Quite surprisingly Ahmet Davutoglu, the Turkish prime minister's chief foreign policy advisor who has challenged several traditional lines of Turkish foreign policy, is not taking a different position on this issue.

Let me revisit his 680-page book, titled Strategic Depth, which constitutes a guideline for the ruling AK Party's foreign policy.

Davutoglu, in his book, compares Turkish-Iranian relations in historical and geo-strategic terms with German-French relations. He points out that there are both competition and cooperation elements that exist in this relationship, and further underlines the following:

"The meeting and confrontation line of these two Western Asian powers (Turkey and Iran) has traditionally been the area including today's Iraq and eastern Anatolia, the line between Diyarbakir and Baghdad." (Strategic Depth, page 429)

Davutoglu compares this region as the Alsace-Lorraine in German-French relations and concludes that a geostrategic division and instability in Iraq is fueling greater competition between Turkey and Iran.
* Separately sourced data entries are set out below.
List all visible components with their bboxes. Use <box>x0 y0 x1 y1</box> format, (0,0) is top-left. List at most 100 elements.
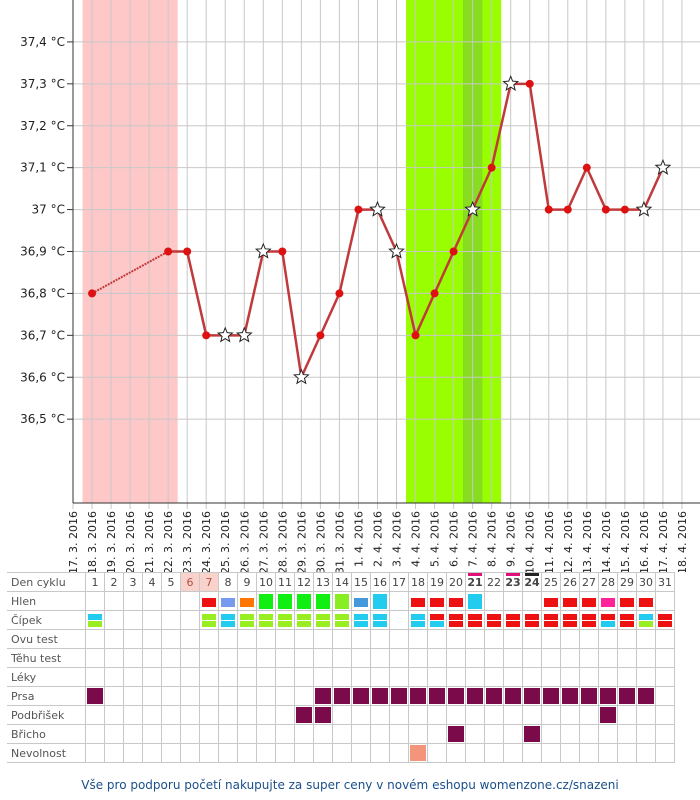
nevolnost-cell[interactable] <box>85 743 105 763</box>
nevolnost-cell[interactable] <box>313 743 333 763</box>
bricho-cell[interactable] <box>161 724 181 744</box>
cycle-day-number[interactable]: 24 <box>522 572 542 592</box>
hlen-cell[interactable] <box>655 591 675 611</box>
leky-cell[interactable] <box>522 667 542 687</box>
nevolnost-cell[interactable] <box>503 743 523 763</box>
leky-cell[interactable] <box>351 667 371 687</box>
cycle-day-number[interactable]: 20 <box>446 572 466 592</box>
leky-cell[interactable] <box>123 667 143 687</box>
nevolnost-cell[interactable] <box>655 743 675 763</box>
ovu-cell[interactable] <box>237 629 257 649</box>
tehu-cell[interactable] <box>104 648 124 668</box>
leky-cell[interactable] <box>579 667 599 687</box>
tehu-cell[interactable] <box>294 648 314 668</box>
ovu-cell[interactable] <box>370 629 390 649</box>
ovu-cell[interactable] <box>446 629 466 649</box>
nevolnost-cell[interactable] <box>161 743 181 763</box>
cipek-cell[interactable] <box>370 610 390 630</box>
podbrisek-cell[interactable] <box>351 705 371 725</box>
tehu-cell[interactable] <box>465 648 485 668</box>
podbrisek-cell[interactable] <box>408 705 428 725</box>
nevolnost-cell[interactable] <box>579 743 599 763</box>
cycle-day-number[interactable]: 2 <box>104 572 124 592</box>
nevolnost-cell[interactable] <box>617 743 637 763</box>
prsa-cell[interactable] <box>522 686 542 706</box>
podbrisek-cell[interactable] <box>142 705 162 725</box>
bricho-cell[interactable] <box>370 724 390 744</box>
tehu-cell[interactable] <box>389 648 409 668</box>
prsa-cell[interactable] <box>123 686 143 706</box>
ovu-cell[interactable] <box>636 629 656 649</box>
prsa-cell[interactable] <box>275 686 295 706</box>
prsa-cell[interactable] <box>256 686 276 706</box>
cycle-day-number[interactable]: 9 <box>237 572 257 592</box>
cipek-cell[interactable] <box>484 610 504 630</box>
cipek-cell[interactable] <box>180 610 200 630</box>
podbrisek-cell[interactable] <box>161 705 181 725</box>
cipek-cell[interactable] <box>465 610 485 630</box>
hlen-cell[interactable] <box>256 591 276 611</box>
cycle-day-number[interactable]: 7 <box>199 572 219 592</box>
tehu-cell[interactable] <box>446 648 466 668</box>
ovu-cell[interactable] <box>465 629 485 649</box>
podbrisek-cell[interactable] <box>655 705 675 725</box>
bricho-cell[interactable] <box>313 724 333 744</box>
cycle-day-number[interactable]: 31 <box>655 572 675 592</box>
prsa-cell[interactable] <box>85 686 105 706</box>
podbrisek-cell[interactable] <box>294 705 314 725</box>
leky-cell[interactable] <box>389 667 409 687</box>
bricho-cell[interactable] <box>465 724 485 744</box>
cycle-day-number[interactable]: 4 <box>142 572 162 592</box>
cycle-day-number[interactable]: 5 <box>161 572 181 592</box>
podbrisek-cell[interactable] <box>370 705 390 725</box>
podbrisek-cell[interactable] <box>579 705 599 725</box>
cipek-cell[interactable] <box>503 610 523 630</box>
podbrisek-cell[interactable] <box>237 705 257 725</box>
tehu-cell[interactable] <box>85 648 105 668</box>
cycle-day-number[interactable]: 3 <box>123 572 143 592</box>
ovu-cell[interactable] <box>522 629 542 649</box>
leky-cell[interactable] <box>199 667 219 687</box>
leky-cell[interactable] <box>617 667 637 687</box>
cycle-day-number[interactable]: 17 <box>389 572 409 592</box>
tehu-cell[interactable] <box>598 648 618 668</box>
tehu-cell[interactable] <box>313 648 333 668</box>
leky-cell[interactable] <box>237 667 257 687</box>
podbrisek-cell[interactable] <box>389 705 409 725</box>
tehu-cell[interactable] <box>237 648 257 668</box>
podbrisek-cell[interactable] <box>256 705 276 725</box>
cipek-cell[interactable] <box>332 610 352 630</box>
nevolnost-cell[interactable] <box>351 743 371 763</box>
bricho-cell[interactable] <box>560 724 580 744</box>
hlen-cell[interactable] <box>313 591 333 611</box>
leky-cell[interactable] <box>446 667 466 687</box>
ovu-cell[interactable] <box>104 629 124 649</box>
ovu-cell[interactable] <box>180 629 200 649</box>
tehu-cell[interactable] <box>256 648 276 668</box>
nevolnost-cell[interactable] <box>636 743 656 763</box>
tehu-cell[interactable] <box>579 648 599 668</box>
tehu-cell[interactable] <box>218 648 238 668</box>
prsa-cell[interactable] <box>351 686 371 706</box>
ovu-cell[interactable] <box>294 629 314 649</box>
cycle-day-number[interactable]: 12 <box>294 572 314 592</box>
leky-cell[interactable] <box>218 667 238 687</box>
hlen-cell[interactable] <box>579 591 599 611</box>
prsa-cell[interactable] <box>104 686 124 706</box>
nevolnost-cell[interactable] <box>180 743 200 763</box>
cipek-cell[interactable] <box>617 610 637 630</box>
bricho-cell[interactable] <box>484 724 504 744</box>
podbrisek-cell[interactable] <box>123 705 143 725</box>
ovu-cell[interactable] <box>199 629 219 649</box>
bricho-cell[interactable] <box>237 724 257 744</box>
nevolnost-cell[interactable] <box>484 743 504 763</box>
hlen-cell[interactable] <box>427 591 447 611</box>
leky-cell[interactable] <box>465 667 485 687</box>
bricho-cell[interactable] <box>503 724 523 744</box>
ovu-cell[interactable] <box>503 629 523 649</box>
bricho-cell[interactable] <box>332 724 352 744</box>
ovu-cell[interactable] <box>256 629 276 649</box>
cipek-cell[interactable] <box>85 610 105 630</box>
nevolnost-cell[interactable] <box>123 743 143 763</box>
cipek-cell[interactable] <box>427 610 447 630</box>
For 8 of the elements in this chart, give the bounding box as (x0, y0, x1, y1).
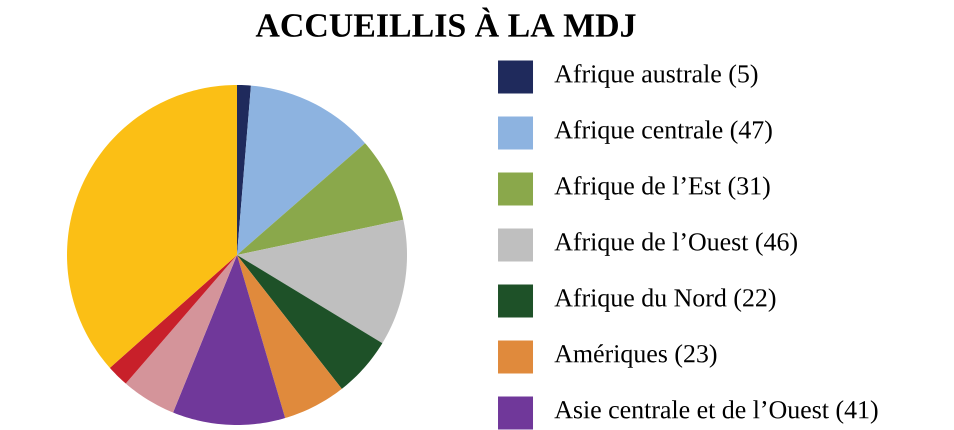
legend-label: Afrique centrale (47) (554, 120, 772, 144)
legend-label: Afrique du Nord (22) (554, 288, 776, 312)
legend-label: Afrique australe (5) (554, 64, 758, 88)
legend-label: Afrique de l’Ouest (46) (554, 232, 797, 256)
legend-label: Asie centrale et de l’Ouest (41) (554, 400, 878, 424)
chart-title: ACCUEILLIS À LA MDJ (256, 8, 636, 37)
legend-label: Amériques (23) (554, 344, 716, 368)
legend-label: Afrique de l’Est (31) (554, 176, 770, 200)
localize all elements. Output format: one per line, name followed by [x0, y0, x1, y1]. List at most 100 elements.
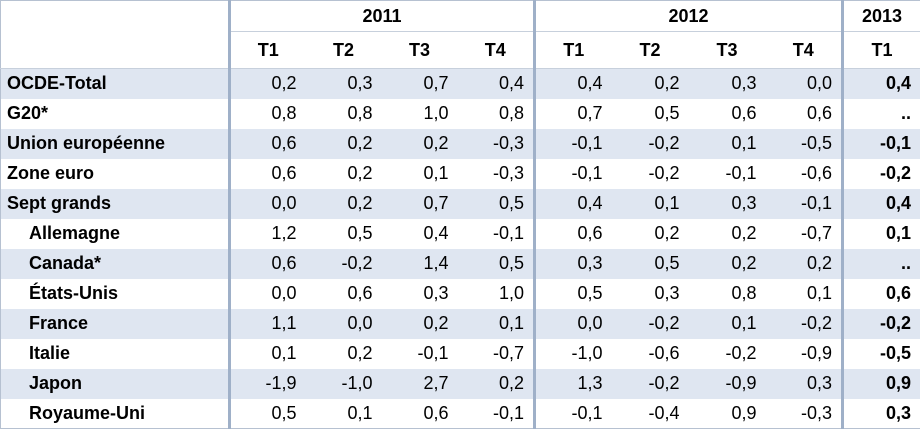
- value-cell: 0,4: [533, 68, 612, 99]
- year-2011-header: 2011: [228, 0, 535, 32]
- year-2012-header: 2012: [532, 0, 843, 32]
- table-row: Union européenne 0,6 0,2 0,2 -0,3 -0,1 -0,2 0,1…: [0, 128, 920, 159]
- value-cell: 0,2: [457, 368, 535, 399]
- quarter-header: T1: [228, 31, 306, 69]
- table-row: Italie 0,1 0,2 -0,1 -0,7 -1,0 -0,6 -0,2 -0,9 -0,5: [0, 338, 920, 369]
- value-cell: 0,6: [305, 278, 382, 309]
- value-cell: 0,0: [305, 308, 382, 339]
- value-cell: -0,1: [457, 398, 535, 429]
- quarter-header: T3: [381, 31, 458, 69]
- value-cell: -0,6: [611, 338, 689, 369]
- row-label: France: [0, 308, 230, 339]
- row-label: Allemagne: [0, 218, 230, 249]
- value-cell: 0,4: [457, 68, 535, 99]
- value-cell: 0,1: [611, 188, 689, 219]
- value-cell: 0,6: [533, 218, 612, 249]
- value-cell: 0,8: [228, 98, 306, 129]
- value-cell: -0,1: [533, 398, 612, 429]
- value-cell: -1,0: [533, 338, 612, 369]
- value-cell: ..: [841, 98, 920, 129]
- value-cell: 0,0: [533, 308, 612, 339]
- quarter-header: T4: [765, 31, 843, 69]
- value-cell: -0,6: [765, 158, 843, 189]
- value-cell: -0,3: [457, 128, 535, 159]
- table-row: Sept grands 0,0 0,2 0,7 0,5 0,4 0,1 0,3 -0,1 0,4: [0, 188, 920, 219]
- quarter-header: T4: [457, 31, 535, 69]
- value-cell: -0,2: [611, 158, 689, 189]
- value-cell: 0,9: [688, 398, 766, 429]
- value-cell: 0,1: [688, 128, 766, 159]
- value-cell: -0,7: [457, 338, 535, 369]
- value-cell: 0,6: [841, 278, 920, 309]
- value-cell: 1,2: [228, 218, 306, 249]
- value-cell: -0,2: [765, 308, 843, 339]
- table-row: G20* 0,8 0,8 1,0 0,8 0,7 0,5 0,6 0,6..: [0, 98, 920, 129]
- row-label: Italie: [0, 338, 230, 369]
- value-cell: 0,8: [305, 98, 382, 129]
- value-cell: 0,5: [611, 248, 689, 279]
- table-row: OCDE-Total 0,2 0,3 0,7 0,4 0,4 0,2 0,3 0,0 0,4: [0, 68, 920, 99]
- value-cell: -0,1: [841, 128, 920, 159]
- value-cell: -0,1: [533, 128, 612, 159]
- year-2013-header: 2013: [841, 0, 920, 32]
- row-label: Canada*: [0, 248, 230, 279]
- corner-cell-2: [0, 31, 230, 69]
- year-header-row: 2011 2012 2013: [1, 0, 920, 32]
- quarter-header-row: T1 T2 T3 T4 T1 T2 T3 T4 T1: [0, 31, 920, 69]
- value-cell: 0,2: [688, 218, 766, 249]
- value-cell: 0,8: [457, 98, 535, 129]
- value-cell: 0,2: [611, 68, 689, 99]
- value-cell: 0,5: [457, 188, 535, 219]
- value-cell: 0,6: [228, 128, 306, 159]
- value-cell: 0,7: [533, 98, 612, 129]
- value-cell: -0,2: [841, 158, 920, 189]
- value-cell: 1,3: [533, 368, 612, 399]
- table-row: France 1,1 0,0 0,2 0,1 0,0 -0,2 0,1 -0,2 -0,2: [0, 308, 920, 339]
- row-label: Japon: [0, 368, 230, 399]
- value-cell: 0,8: [688, 278, 766, 309]
- value-cell: -0,2: [611, 128, 689, 159]
- value-cell: 0,5: [305, 218, 382, 249]
- value-cell: 0,3: [688, 68, 766, 99]
- value-cell: -1,0: [305, 368, 382, 399]
- value-cell: -0,3: [765, 398, 843, 429]
- value-cell: 0,2: [765, 248, 843, 279]
- value-cell: 1,1: [228, 308, 306, 339]
- value-cell: 0,6: [228, 158, 306, 189]
- value-cell: 0,2: [305, 188, 382, 219]
- value-cell: 0,0: [228, 278, 306, 309]
- table-row: États-Unis 0,0 0,6 0,3 1,0 0,5 0,3 0,8 0,1 0,6: [0, 278, 920, 309]
- value-cell: -0,3: [457, 158, 535, 189]
- value-cell: 0,2: [381, 308, 458, 339]
- value-cell: 0,2: [305, 158, 382, 189]
- value-cell: 0,6: [381, 398, 458, 429]
- value-cell: 0,1: [305, 398, 382, 429]
- value-cell: 0,6: [765, 98, 843, 129]
- table-row: Canada* 0,6 -0,2 1,4 0,5 0,3 0,5 0,2 0,2..: [0, 248, 920, 279]
- value-cell: 0,6: [228, 248, 306, 279]
- row-label: États-Unis: [0, 278, 230, 309]
- value-cell: 0,0: [765, 68, 843, 99]
- value-cell: -0,2: [841, 308, 920, 339]
- value-cell: 0,3: [688, 188, 766, 219]
- value-cell: -0,1: [688, 158, 766, 189]
- value-cell: 0,4: [841, 188, 920, 219]
- value-cell: -0,9: [688, 368, 766, 399]
- value-cell: 0,5: [611, 98, 689, 129]
- value-cell: -1,9: [228, 368, 306, 399]
- value-cell: 0,3: [611, 278, 689, 309]
- row-label: OCDE-Total: [0, 68, 230, 99]
- quarter-header: T1: [533, 31, 612, 69]
- value-cell: 0,1: [688, 308, 766, 339]
- value-cell: 0,1: [765, 278, 843, 309]
- value-cell: 0,3: [841, 398, 920, 429]
- value-cell: ..: [841, 248, 920, 279]
- value-cell: 0,6: [688, 98, 766, 129]
- table-row: Japon -1,9 -1,0 2,7 0,2 1,3 -0,2 -0,9 0,3 0,9: [0, 368, 920, 399]
- value-cell: 0,0: [228, 188, 306, 219]
- value-cell: 0,3: [305, 68, 382, 99]
- value-cell: 0,5: [228, 398, 306, 429]
- value-cell: -0,1: [381, 338, 458, 369]
- value-cell: -0,2: [688, 338, 766, 369]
A second related and important concern for the Turkish government, as was also disclosed by Czech Foreign Minister Cyril Svoboda last week, is the "increasing Iranian influence in Iraq." Svoboda in a conference at Chatham House quoted Gul as saying that if the U.S.-led coalition forces leave Iraq, then an Iranian-type radical Islam would be strengthened in Iraq and then Tehran would also be able to export this to Turkey.

Although the Turkish foreign minister strongly denied remarks on Iran's regime export, and said that such an idea is totally irrelevant, he confirmed his worry about the power vacuum in Iraq. And this refers to another less-mentioned but serious worry held by the AK Party government, the "Shiite Crescent." That is to say a Shiite-dominated Iraqi government or a new Shiite breakaway state that is aligned with Iran, and connected to Syrian and Lebanese Shiites. This concern, which is shared by most of the Sunni Arab world, is an important element also shaping the AK Party's policy towards Iraq.

After all, some analysts would argue that despite all the concerns, Iraq has always been an artificial country with a troublesome history and following the rise in sectarian violence, the breakup of Iraq into three is an inevitable outcome. Some advisors of the Bush administration may also view this as an acceptable solution since in this way Israel would be surrounded by small countries that would never form a bloc against Israel. But for the Turkish government this no doubt would be a nightmare.